We have no direct evidence that World Action on Salt and Health (WASH) and its salt reductionist members are engaged in such nefarious activities, but Stephens goes on to explain how "follow the money" makes sense when you take off the blinders that only money coming from corporate sources may be influencing a policy debate. "Money" is why we continue to see studies of salt and blood pressure when everyone accepts a relationship and why we're seeing more observational studies of the right question: salt and health outcomes. But the reluctance of the federal government to fund a controlled trial of salt and health outcomes may be linked to the tangled web of "money" as well.
Consider that thought when reading what Stephens says about the devotion of the universities and groups advocating on global warming:
(T)hey depend on an inherently corrupting premise, namely that the hypothesis on which their livelihood depends has in fact been proved. Absent that proof, everything they represent—including the thousands of jobs they provide—vanishes. This is what's known as a vested interest, and vested interests are an enemy of sound science.

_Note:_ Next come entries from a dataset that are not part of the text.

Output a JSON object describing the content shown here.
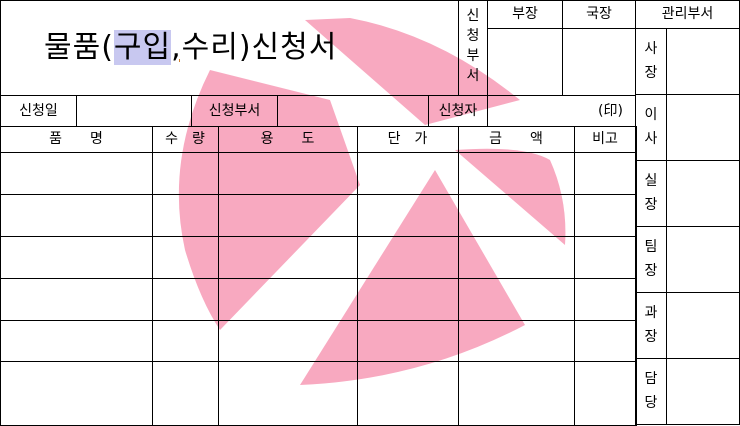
{
  "form": {
    "title": {
      "prefix": "물품(",
      "selected": "구입",
      "comma": ",",
      "rest": "수리)신청서"
    },
    "request_dept_vertical": [
      "신",
      "청",
      "부",
      "서"
    ],
    "approval_heads": [
      "부장",
      "국장"
    ],
    "management": {
      "header": "관리부서",
      "roles": [
        [
          "사",
          "장"
        ],
        [
          "이",
          "사"
        ],
        [
          "실",
          "장"
        ],
        [
          "팀",
          "장"
        ],
        [
          "과",
          "장"
        ],
        [
          "담",
          "당"
        ]
      ]
    },
    "info_row": {
      "date_label": "신청일",
      "date_value": "",
      "dept_label": "신청부서",
      "dept_value": "",
      "applicant_label": "신청자",
      "seal": "(印)"
    },
    "table": {
      "headers": [
        "품　　명",
        "수　량",
        "용　　도",
        "단　가",
        "금　　액",
        "비고"
      ],
      "rows": [
        [
          "",
          "",
          "",
          "",
          "",
          ""
        ],
        [
          "",
          "",
          "",
          "",
          "",
          ""
        ],
        [
          "",
          "",
          "",
          "",
          "",
          ""
        ],
        [
          "",
          "",
          "",
          "",
          "",
          ""
        ],
        [
          "",
          "",
          "",
          "",
          "",
          ""
        ],
        [
          "",
          "",
          "",
          "",
          "",
          ""
        ]
      ]
    },
    "watermark_color": "#f7a8c0"
  }
}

Which brings us back to the climategate scientists, the keepers of the keys to the global warming cathedral. In one of the more telling disclosures from last week, a computer programmer writes of the CRU's temperature database: "I am very sorry to report that the rest of the databases seems to be in nearly as poor a state as Australia was. . . . Aarrggghhh! There truly is no end in sight. . . . We can have a proper result, but only by including a load of garbage!"
This is not the sound of settled science, but of a cracking empirical foundation. And however many billion-dollar edifices may be built on it, sooner or later it is bound to crumble.